The speech video providing apparatus 110 may generate a synthesized speech video in response to text or voice input through the terminal 120 and provide the generated synthesized speech video to the terminal 120.


According to an exemplary embodiment, the synthesized speech video may be a video synthesized based on artificial intelligence and may be a video in which a predetermined person speaks. Here, the predetermined person may be a virtual person or a person widely known to the public, but is not limited thereto.


As illustrated in FIG. 2, the speech video providing apparatus 110 may include a speech state image generator 210, a speech voice generator 220, a synthesized speech video generator 230, and a reproducer 240.


The speech state image generator 210 may generate a plurality of speech state images based on a source of speech contents during reproduction of the standby state video. In this case, the speech state image may be an image in which a person in the video (a person with the same identity as the person in the standby state video) is in a speech state (a state of speaking to a conversation partner).


According to an exemplary embodiment, the speech state image may be a face image of the person in the standby state video. In this way, the speech state image generator 210 generates speech state images including only the face of the person in the standby state video, thereby generating the speech state images more quickly and reducing data capacity.


The standby state video is a video in which the person in the video is in a standby state, and may be formed in a video file format (e.g., WebM, Matroska, Flash Video (FLV), F4V, VOB, Ogg Video, Dirac, AVI, AMV, SVI, 3GPP, Windows Media Video, Advanced System Format (ASF), MPEG, or the like). Here, the standby state may be a state before the person in the video speaks (e.g., a state in which the person is listening to the other person or a state in which there is no speech before a conversation, or the like).


The standby state video has a predetermined reproduction time, and may be provided to express natural movements while the person in the video is in the standby state. That is, the standby state video may be provided to naturally express the facial expression, posture, and action (e.g., nodding, holding hands and listening, tilting the head, and smiling) of the person in the video while the person is listening to a conversation partner.

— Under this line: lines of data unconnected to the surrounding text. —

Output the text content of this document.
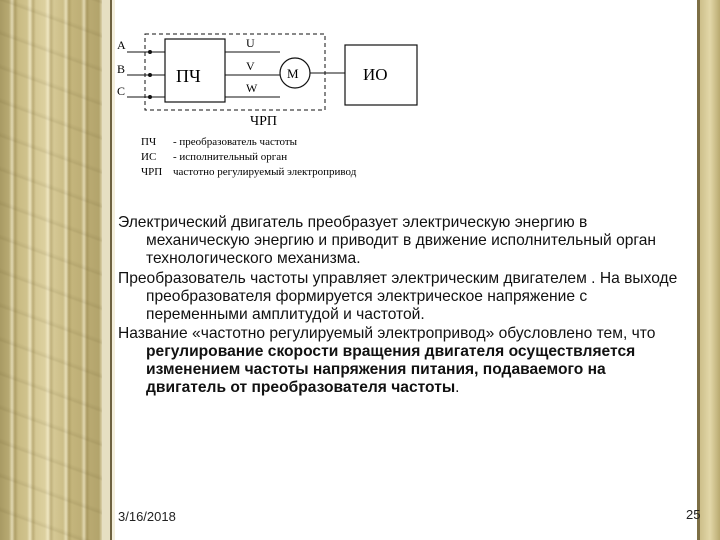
A
B
C
ПЧ
U
V
W
М	ИО
ЧРП
ПЧ - преобразователь частоты
ИС - исполнительный орган
ЧРП частотно регулируемый электропривод

Электрический двигатель преобразует электрическую энергию в механическую энергию и приводит в движение исполнительный орган технологического механизма.

Преобразователь частоты управляет электрическим двигателем . На выходе преобразователя формируется электрическое напряжение с переменными амплитудой и частотой.

Название «частотно регулируемый электропривод» обусловлено тем, что регулирование скорости вращения двигателя осуществляется изменением частоты напряжения питания, подаваемого на двигатель от преобразователя частоты.

3/16/2018	25
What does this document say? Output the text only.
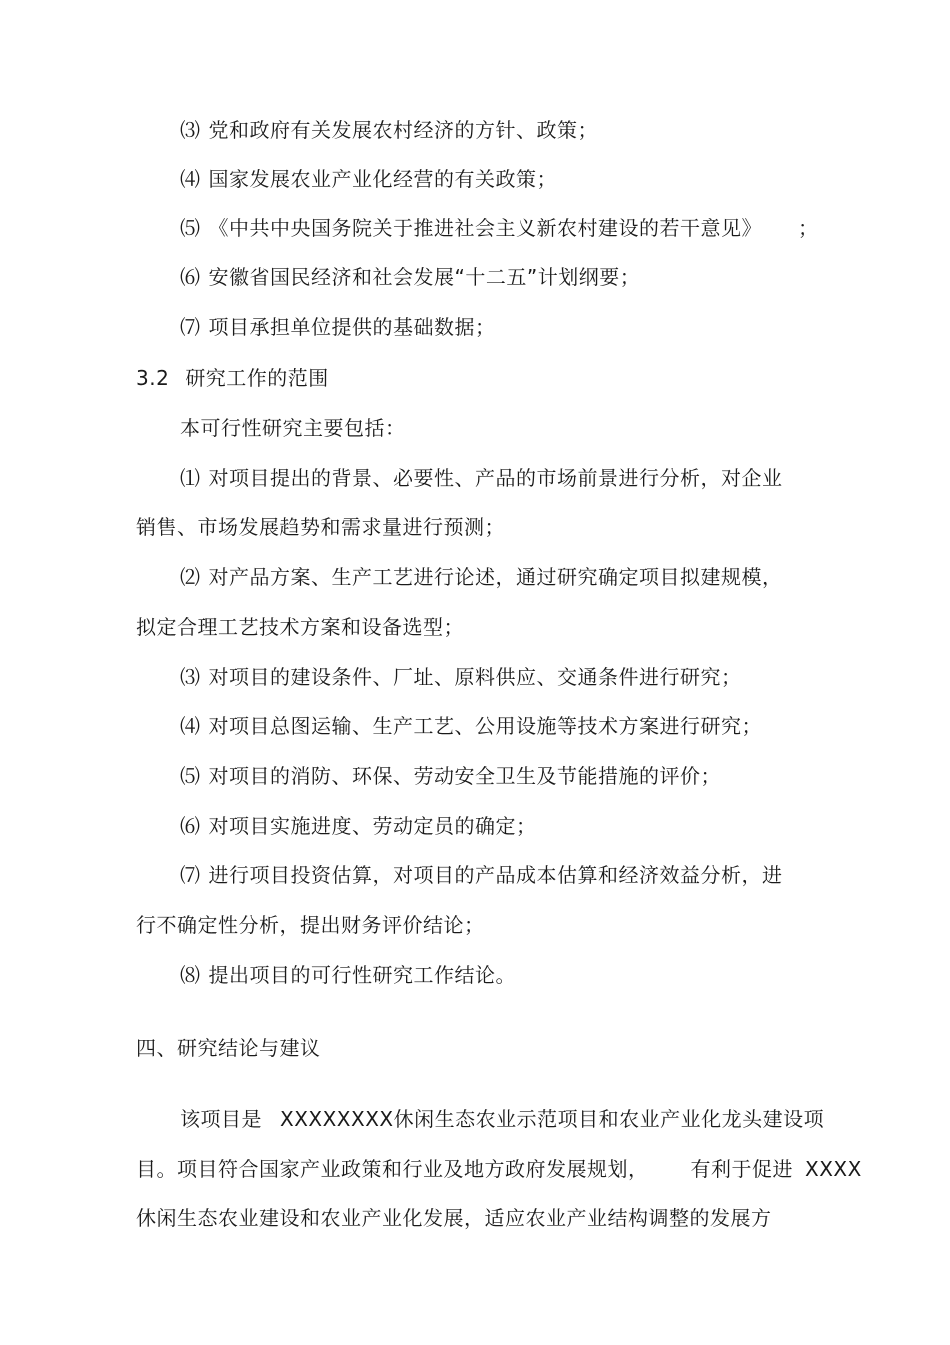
⑶ 党和政府有关发展农村经济的方针、政策；
⑷ 国家发展农业产业化经营的有关政策；
⑸ 《中共中央国务院关于推进社会主义新农村建设的若干意见》 ；
⑹ 安徽省国民经济和社会发展“十二五”计划纲要；
⑺ 项目承担单位提供的基础数据；
3.2 研究工作的范围
本可行性研究主要包括：
⑴ 对项目提出的背景、必要性、产品的市场前景进行分析，对企业
销售、市场发展趋势和需求量进行预测；
⑵ 对产品方案、生产工艺进行论述，通过研究确定项目拟建规模，
拟定合理工艺技术方案和设备选型；
⑶ 对项目的建设条件、厂址、原料供应、交通条件进行研究；
⑷ 对项目总图运输、生产工艺、公用设施等技术方案进行研究；
⑸ 对项目的消防、环保、劳动安全卫生及节能措施的评价；
⑹ 对项目实施进度、劳动定员的确定；
⑺ 进行项目投资估算，对项目的产品成本估算和经济效益分析，进
行不确定性分析，提出财务评价结论；
⑻ 提出项目的可行性研究工作结论。
四、研究结论与建议
该项目是 XXXXXXXX休闲生态农业示范项目和农业产业化龙头建设项
目。项目符合国家产业政策和行业及地方政府发展规划， 有利于促进 XXXX
休闲生态农业建设和农业产业化发展，适应农业产业结构调整的发展方
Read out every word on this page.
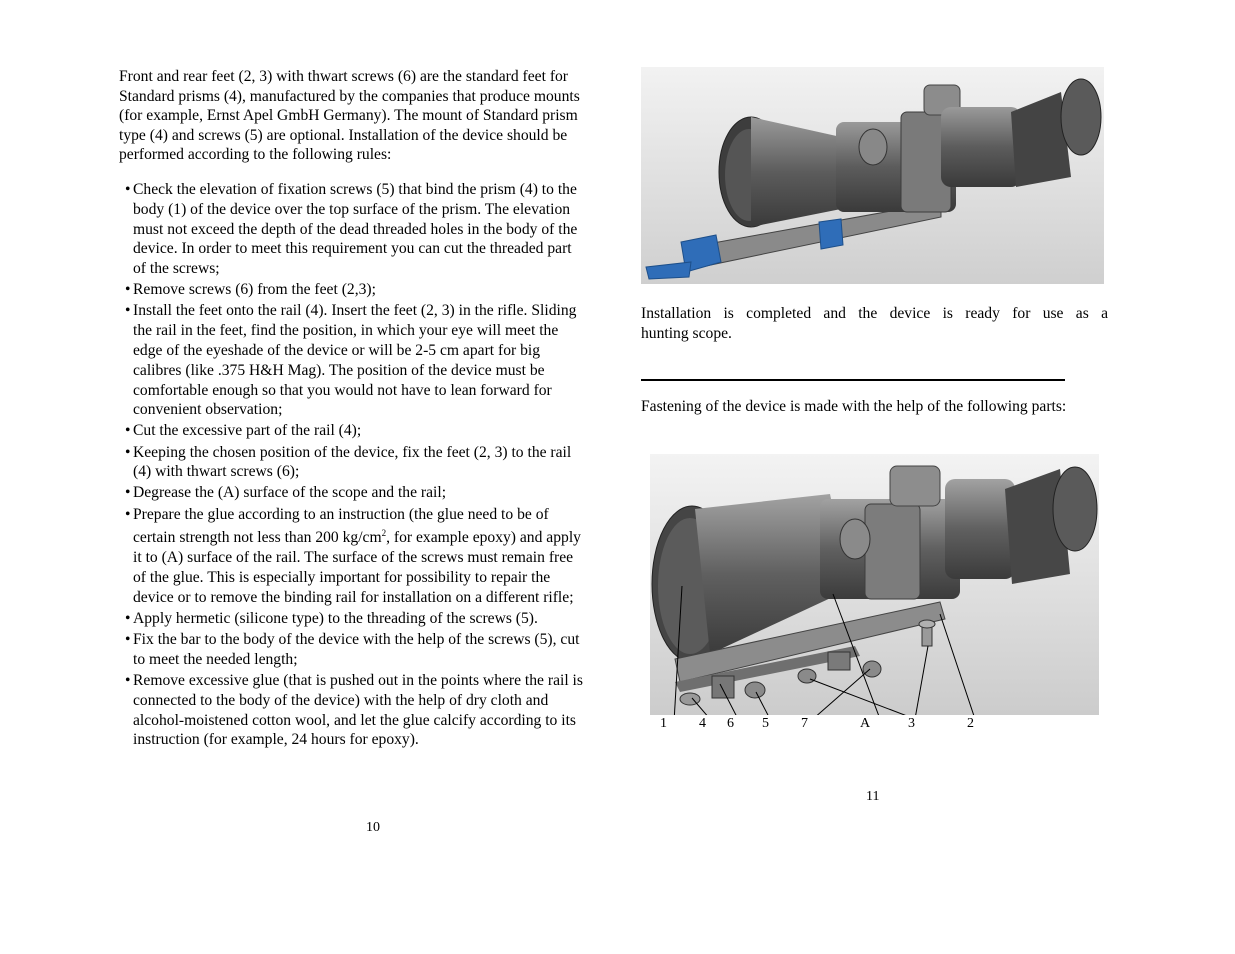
Front and rear feet (2, 3) with thwart screws (6) are the standard feet for Standard prisms (4), manufactured by the companies that produce mounts (for example, Ernst Apel GmbH Germany). The mount of Standard prism type (4) and screws (5) are optional. Installation of the device should be performed according to the following rules:

• Check the elevation of fixation screws (5) that bind the prism (4) to the body (1) of the device over the top surface of the prism. The elevation must not exceed the depth of the dead threaded holes in the body of the device. In order to meet this requirement you can cut the threaded part of the screws;
• Remove screws (6) from the feet (2,3);
• Install the feet onto the rail (4). Insert the feet (2, 3) in the rifle. Sliding the rail in the feet, find the position, in which your eye will meet the edge of the eyeshade of the device or will be 2-5 cm apart for big calibres (like .375 H&H Mag). The position of the device must be comfortable enough so that you would not have to lean forward for convenient observation;
• Cut the excessive part of the rail (4);
• Keeping the chosen position of the device, fix the feet (2, 3) to the rail (4) with thwart screws (6);
• Degrease the (A) surface of the scope and the rail;
• Prepare the glue according to an instruction (the glue need to be of certain strength not less than 200 $kg/cm^2$, for example epoxy) and apply it to (A) surface of the rail. The surface of the screws must remain free of the glue. This is especially important for possibility to repair the device or to remove the binding rail for installation on a different rifle;
• Apply hermetic (silicone type) to the threading of the screws (5).
• Fix the bar to the body of the device with the help of the screws (5), cut to meet the needed length;
• Remove excessive glue (that is pushed out in the points where the rail is connected to the body of the device) with the help of dry cloth and alcohol-moistened cotton wool, and let the glue calcify according to its instruction (for example, 24 hours for epoxy).
10

Installation is completed and the device is ready for use as a
hunting scope.

Fastening of the device is made with the help of the following parts:

1 4 6 5 7	A	3	2
11
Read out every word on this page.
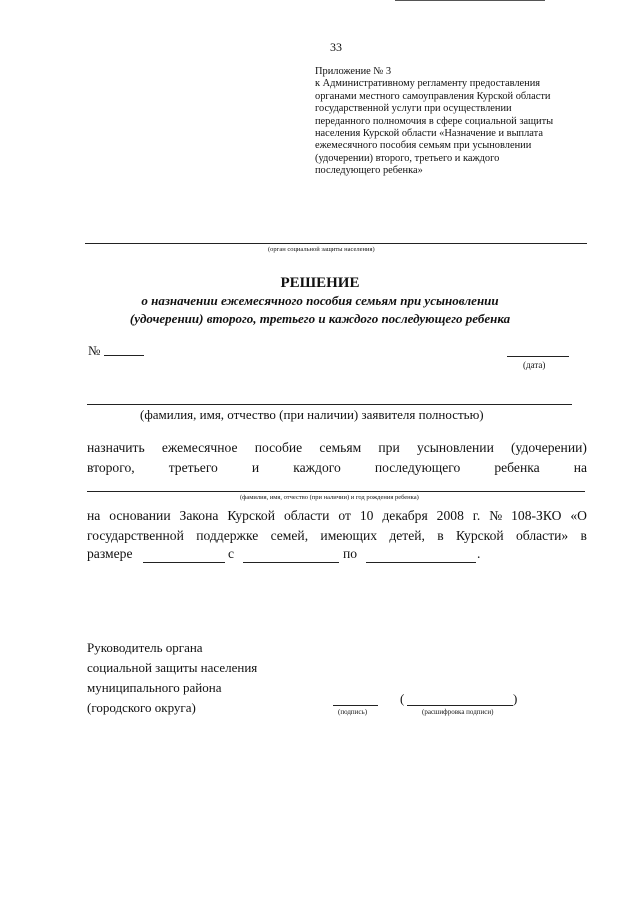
33
Приложение № 3
к Административному регламенту предоставления
органами местного самоуправления Курской области
государственной услуги при осуществлении
переданного полномочия в сфере социальной защиты
населения Курской области «Назначение и выплата
ежемесячного пособия семьям при усыновлении
(удочерении) второго, третьего и каждого
последующего ребенка»
(орган социальной защиты населения)
РЕШЕНИЕ
о назначении ежемесячного пособия семьям при усыновлении
(удочерении) второго, третьего и каждого последующего ребенка
№
(дата)
(фамилия, имя, отчество (при наличии) заявителя полностью)
назначить ежемесячное пособие семьям при усыновлении (удочерении)
второго,	третьего	и	каждого	последующего	ребенка	на
(фамилия, имя, отчество (при наличии) и год рождения ребенка)
на основании Закона Курской области от 10 декабря 2008 г. № 108-ЗКО «О
государственной поддержке семей, имеющих детей, в Курской области» в
размере	с	по	.
Руководитель органа
социальной защиты населения
муниципального района
(городского округа)	(подпись)
(	)
(расшифровка подписи)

The source of the speech contents is a response to text or voice input through the terminal 120 and may be in a text form, but is not limited thereto and may also be in a voice form.


The source of the speech contents may be generated through artificial intelligence by the speech video providing apparatus 110 analyzing text or voice input through the terminal 120, but is not limited to thereto, the source of the speech contents may be input from an external device (for example, a device that generates the source of the speech contents by analyzing text or voice input through the terminal 120) or an administrator.


The speech voice generator 220 may generate a speech voice based on the source of the speech contents during the reproduction of the standby state video. Here, the speech voice may correspond to a plurality of speech state images generated by the speech state image generator 210. That is, based on the same source of speech contents, the speech state image generator 210 may generate the plurality of speech state images, and the speech voice generator 220 may generate the speech voice.


Meanwhile, the technology for generating an image or voice based on a source (text or voice) of speech contents is a known technology, so a detailed description thereof will be omitted.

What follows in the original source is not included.